Winrock International Institute For Agricultural Development
- Formation: Tax-exempt since March 1985; 41 years ago
- Type: 501(c)(3)
- Headquarters: North Little Rock
- Revenue: 118,534,035 USD (2023)
- Expenses: 118,970,595 USD (2023)
- Endowment: 83,643,840 USD (2023)
- Website: winrock.org

= Winrock International =

Nonprofit organization based in Arkansas, US

Winrock International is a nonprofit organization whose stated mission is to increase economic opportunity, sustain natural resources, and protect the environment. Based in Little Rock, Arkansas, and Washington, D.C., Winrock is named for Winthrop Rockefeller, who served as the 37th governor of Arkansas.

==History==
In 1953, Winthrop Rockefeller founded Winrock Enterprises and Winrock Farms in Morrilton, Arkansas. Winrock Farms served as a model facility to test and demonstrate agricultural practices that other farmers could emulate.

After his death, Rockefeller's trustees created the Winrock International Livestock Research and Training Center. In 1985, the center merged with two other Rockefeller organizations—the Agricultural Development Council (founded by John D. Rockefeller III) and the International Agricultural Development Service (founded by the Rockefeller Foundation). The newly merged organization became known as Winrock International.

==Initiatives==
Winrock's projects are focused on four main areas: agriculture, economic development, energy and environment, and human and social capital. More than 95% of the organization's funding comes from the U.S. government, primarily the U.S. Agency for International Development (USAID).

Winrock initiatives include:

- The American Carbon Registry, the first private, voluntary greenhouse-gas registry.
- The Arkansas Regional Innovation Hub, a makerspace that provides facilities, technology, support and equipment for entrepreneurs, artists and makers.
- Farmer-to-Farmer, a USAID-funded program that sends American agricultural experts to the developing world to provide technical assistance to farmers, agribusinesses, and other groups involved with food production.
- Innovate Arkansas, a project funded by the Arkansas Economic Development Commission that helps the state's technology entrepreneurs move from the startup phase to commercial viability.
- Wallace Center, which was founded in 1983 as the Institute for Alternative Agriculture. Today, the Wallace Center (now named for former Secretary of Agriculture, Henry A. Wallace) brings together diverse people and ideas to co-create solutions that build healthy farms, equitable economies, and resilient food systems. The organization strives to remain a power-shifting intermediary, stepping in where there’s an invitation to serve, and urging others toward a more diverse and connected food system where sustainable farming is vibrant and thriving.

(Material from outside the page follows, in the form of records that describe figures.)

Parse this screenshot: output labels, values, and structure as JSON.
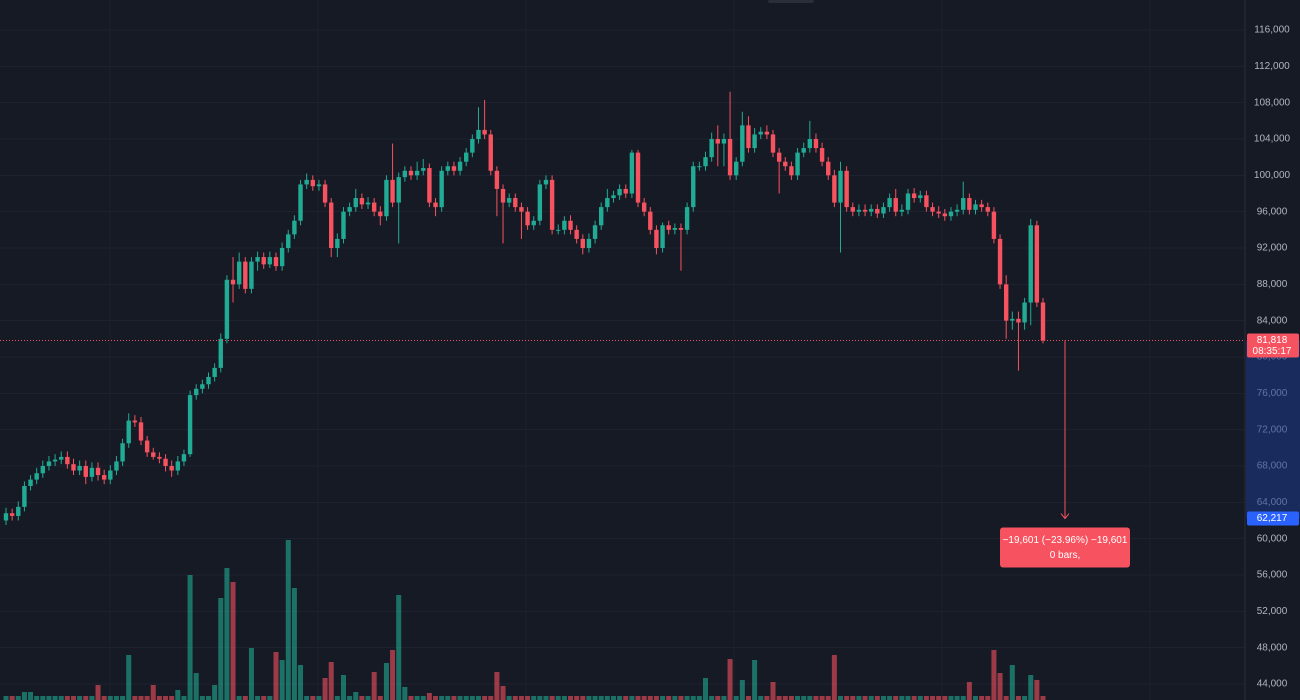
{
  "chart_data": {
    "type": "candlestick",
    "up_color": "#22ab94",
    "down_color": "#f7525f",
    "grid": true,
    "ylim": [
      42236,
      119303
    ],
    "yticks": [
      {
        "value": 44000,
        "label": "44,000"
      },
      {
        "value": 48000,
        "label": "48,000"
      },
      {
        "value": 52000,
        "label": "52,000"
      },
      {
        "value": 56000,
        "label": "56,000"
      },
      {
        "value": 60000,
        "label": "60,000"
      },
      {
        "value": 64000,
        "label": "64,000"
      },
      {
        "value": 68000,
        "label": "68,000"
      },
      {
        "value": 72000,
        "label": "72,000"
      },
      {
        "value": 76000,
        "label": "76,000"
      },
      {
        "value": 80000,
        "label": "80,000"
      },
      {
        "value": 84000,
        "label": "84,000"
      },
      {
        "value": 88000,
        "label": "88,000"
      },
      {
        "value": 92000,
        "label": "92,000"
      },
      {
        "value": 96000,
        "label": "96,000"
      },
      {
        "value": 100000,
        "label": "100,000"
      },
      {
        "value": 104000,
        "label": "104,000"
      },
      {
        "value": 108000,
        "label": "108,000"
      },
      {
        "value": 112000,
        "label": "112,000"
      },
      {
        "value": 116000,
        "label": "116,000"
      }
    ],
    "open": [
      62000,
      62800,
      62500,
      63500,
      65800,
      66500,
      67200,
      68000,
      68500,
      68700,
      69000,
      68200,
      67500,
      68000,
      66800,
      67800,
      67000,
      66500,
      67500,
      68500,
      70500,
      73000,
      72800,
      70800,
      69500,
      69000,
      68800,
      68000,
      67500,
      68500,
      69300,
      75800,
      76500,
      77000,
      77800,
      78800,
      82000,
      88500,
      88000,
      90500,
      87500,
      90500,
      91000,
      90200,
      91000,
      90000,
      92000,
      93500,
      95000,
      99000,
      99500,
      98800,
      99000,
      97000,
      92000,
      93000,
      96000,
      96500,
      97500,
      96800,
      97000,
      96000,
      95500,
      99500,
      97000,
      99800,
      100500,
      100000,
      100500,
      100800,
      97000,
      96500,
      100500,
      101000,
      100500,
      101500,
      102500,
      104000,
      105000,
      104500,
      100500,
      98500,
      97000,
      97500,
      96500,
      96000,
      94500,
      95000,
      99000,
      99500,
      94000,
      94000,
      95000,
      94000,
      93000,
      92000,
      93000,
      94500,
      96500,
      97500,
      97800,
      98500,
      98000,
      102500,
      97000,
      96000,
      94000,
      92000,
      94500,
      94000,
      94200,
      94000,
      96500,
      101000,
      101000,
      102000,
      104000,
      103500,
      104000,
      100000,
      101500,
      105500,
      103000,
      104500,
      104800,
      104500,
      102500,
      101500,
      101000,
      100000,
      102500,
      103000,
      104000,
      103000,
      101500,
      100000,
      97000,
      100500,
      96500,
      96000,
      96200,
      96000,
      96300,
      95800,
      96500,
      97500,
      96000,
      96200,
      98000,
      97500,
      97800,
      96500,
      96000,
      95800,
      95500,
      96000,
      96200,
      97500,
      96200,
      96800,
      96500,
      96000,
      93000,
      88000,
      84000,
      84200,
      83800,
      86000,
      94500,
      86000
    ],
    "high": [
      63400,
      63300,
      64100,
      66300,
      67000,
      67800,
      68600,
      69100,
      69300,
      69600,
      69600,
      68800,
      68600,
      68600,
      68400,
      68400,
      67600,
      68100,
      69100,
      71000,
      73800,
      73600,
      73400,
      71300,
      70000,
      69500,
      69300,
      68600,
      69100,
      69800,
      76300,
      77000,
      77500,
      78300,
      79300,
      82600,
      89000,
      91000,
      91500,
      91000,
      91000,
      91600,
      91500,
      91600,
      91500,
      92600,
      94000,
      95600,
      99500,
      100200,
      100000,
      99500,
      99500,
      97500,
      93600,
      96500,
      97000,
      98500,
      98000,
      97600,
      97500,
      96600,
      100000,
      103500,
      100300,
      101000,
      101000,
      101500,
      101800,
      101300,
      97500,
      101000,
      101500,
      101500,
      102000,
      103000,
      104500,
      107500,
      108300,
      105000,
      101000,
      99000,
      98000,
      98000,
      97000,
      96500,
      95500,
      99500,
      100000,
      100000,
      94600,
      95500,
      95600,
      94500,
      93500,
      93600,
      95000,
      97000,
      98500,
      98300,
      99000,
      99000,
      102800,
      102800,
      97500,
      96500,
      94500,
      94800,
      95000,
      94700,
      94700,
      97000,
      101500,
      101500,
      102600,
      104700,
      105500,
      104600,
      109200,
      102000,
      107000,
      106500,
      105200,
      105300,
      105500,
      105000,
      103000,
      102000,
      101500,
      103000,
      103600,
      106000,
      104600,
      103600,
      102000,
      100600,
      101500,
      101000,
      97000,
      96800,
      96800,
      96800,
      96800,
      97000,
      98000,
      98500,
      96800,
      98500,
      98600,
      98300,
      98300,
      97000,
      96600,
      96300,
      96500,
      96800,
      99300,
      98000,
      97300,
      97300,
      97000,
      96500,
      93500,
      89000,
      85000,
      85000,
      86500,
      95200,
      95000,
      86500
    ],
    "low": [
      61500,
      62000,
      62000,
      63000,
      65300,
      66000,
      66700,
      67500,
      68000,
      68200,
      67700,
      67000,
      67000,
      66000,
      66300,
      66400,
      66000,
      66000,
      67000,
      68000,
      70000,
      72300,
      70300,
      69000,
      68700,
      68300,
      67400,
      66800,
      67000,
      68000,
      69000,
      75300,
      76000,
      76500,
      77300,
      78300,
      81500,
      86000,
      87500,
      87000,
      87000,
      89500,
      89700,
      89800,
      89500,
      89500,
      91500,
      93000,
      94500,
      98500,
      98300,
      98300,
      96500,
      91000,
      91000,
      92500,
      95500,
      96000,
      96300,
      96300,
      95500,
      94500,
      95000,
      96500,
      92500,
      99300,
      99500,
      99500,
      100000,
      96500,
      95500,
      96000,
      100000,
      100000,
      100000,
      101000,
      102000,
      103500,
      104000,
      100000,
      95500,
      92500,
      96500,
      96000,
      93000,
      94000,
      94000,
      94500,
      98500,
      93500,
      93500,
      93500,
      93500,
      92500,
      91300,
      91500,
      92500,
      94000,
      96000,
      97000,
      97300,
      97500,
      97500,
      96500,
      95500,
      93500,
      91300,
      91500,
      93500,
      93500,
      89500,
      93500,
      96000,
      100500,
      100500,
      101500,
      101000,
      101000,
      99500,
      99500,
      101000,
      102500,
      102500,
      104000,
      104000,
      102000,
      98000,
      100500,
      99500,
      99500,
      102000,
      102500,
      102500,
      101000,
      99500,
      96500,
      91500,
      96000,
      95500,
      95500,
      95500,
      95500,
      95300,
      95300,
      96000,
      95500,
      95500,
      95700,
      97000,
      97000,
      96000,
      95500,
      95300,
      95000,
      95000,
      95500,
      95700,
      95700,
      95700,
      96000,
      95500,
      92500,
      87500,
      82000,
      83000,
      78500,
      83000,
      83500,
      85500,
      81500
    ],
    "close": [
      62800,
      62500,
      63500,
      65800,
      66500,
      67200,
      68000,
      68500,
      68700,
      69000,
      68200,
      67500,
      68000,
      66800,
      67800,
      67000,
      66500,
      67500,
      68500,
      70500,
      73000,
      72800,
      70800,
      69500,
      69000,
      68800,
      68000,
      67500,
      68500,
      69300,
      75800,
      76500,
      77000,
      77800,
      78800,
      82000,
      88500,
      88000,
      90500,
      87500,
      90500,
      91000,
      90200,
      91000,
      90000,
      92000,
      93500,
      95000,
      99000,
      99500,
      98800,
      99000,
      97000,
      92000,
      93000,
      96000,
      96500,
      97500,
      96800,
      97000,
      96000,
      95500,
      99500,
      97000,
      99800,
      100500,
      100000,
      100500,
      100800,
      97000,
      96500,
      100500,
      101000,
      100500,
      101500,
      102500,
      104000,
      105000,
      104500,
      100500,
      98500,
      97000,
      97500,
      96500,
      96000,
      94500,
      95000,
      99000,
      99500,
      94000,
      94000,
      95000,
      94000,
      93000,
      92000,
      93000,
      94500,
      96500,
      97500,
      97800,
      98500,
      98000,
      102500,
      97000,
      96000,
      94000,
      92000,
      94500,
      94000,
      94200,
      94000,
      96500,
      101000,
      101000,
      102000,
      104000,
      103500,
      104000,
      100000,
      101500,
      105500,
      103000,
      104500,
      104800,
      104500,
      102500,
      101500,
      101000,
      100000,
      102500,
      103000,
      104000,
      103000,
      101500,
      100000,
      97000,
      100500,
      96500,
      96000,
      96200,
      96000,
      96300,
      95800,
      96500,
      97500,
      96000,
      96200,
      98000,
      97500,
      97800,
      96500,
      96000,
      95800,
      95500,
      96000,
      96200,
      97500,
      96200,
      96800,
      96500,
      96000,
      93000,
      88000,
      84000,
      84200,
      83800,
      86000,
      94500,
      86000,
      81818
    ],
    "volume": [
      4,
      4,
      4,
      8,
      8,
      4,
      4,
      4,
      4,
      4,
      4,
      4,
      4,
      4,
      4,
      15,
      4,
      4,
      4,
      4,
      45,
      4,
      4,
      4,
      15,
      4,
      4,
      4,
      10,
      4,
      125,
      27,
      4,
      4,
      15,
      102,
      132,
      118,
      4,
      4,
      52,
      4,
      4,
      4,
      48,
      40,
      160,
      112,
      35,
      4,
      4,
      4,
      22,
      38,
      4,
      25,
      4,
      8,
      4,
      4,
      28,
      4,
      37,
      50,
      105,
      13,
      4,
      4,
      4,
      7,
      4,
      4,
      4,
      4,
      4,
      4,
      4,
      4,
      4,
      4,
      28,
      14,
      4,
      4,
      4,
      4,
      4,
      4,
      4,
      4,
      4,
      4,
      4,
      4,
      4,
      4,
      4,
      4,
      4,
      4,
      4,
      4,
      4,
      4,
      4,
      4,
      4,
      4,
      4,
      4,
      4,
      4,
      4,
      4,
      22,
      4,
      4,
      4,
      41,
      4,
      20,
      4,
      40,
      4,
      4,
      18,
      4,
      4,
      4,
      4,
      4,
      4,
      4,
      4,
      4,
      45,
      4,
      4,
      4,
      4,
      4,
      4,
      4,
      4,
      4,
      4,
      4,
      4,
      4,
      4,
      4,
      4,
      4,
      4,
      4,
      4,
      4,
      18,
      4,
      4,
      4,
      50,
      27,
      4,
      35,
      4,
      4,
      25,
      20,
      4
    ],
    "last_price": {
      "value": 81818,
      "label": "81,818"
    },
    "countdown": "08:35:17",
    "measure": {
      "target": {
        "value": 62217,
        "label": "62,217"
      },
      "text": "−19,601 (−23.96%) −19,601",
      "bars": "0 bars,"
    }
  }
}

In 1995, Winrock's Forestry and Natural Resource Management Program absorbed the Nitrogen Fixing Tree Association (NFTA), formed in 1981, and renamed it the Forest, Farm, and Community Tree Network (FACT Net) in 1996; though FACT Net ceased operation at the end of 1999, all material is maintained online by the Forestry and Natural Resource Management Program, including clarifications and errata of FACT sheets issued prior to closing of FACT Net.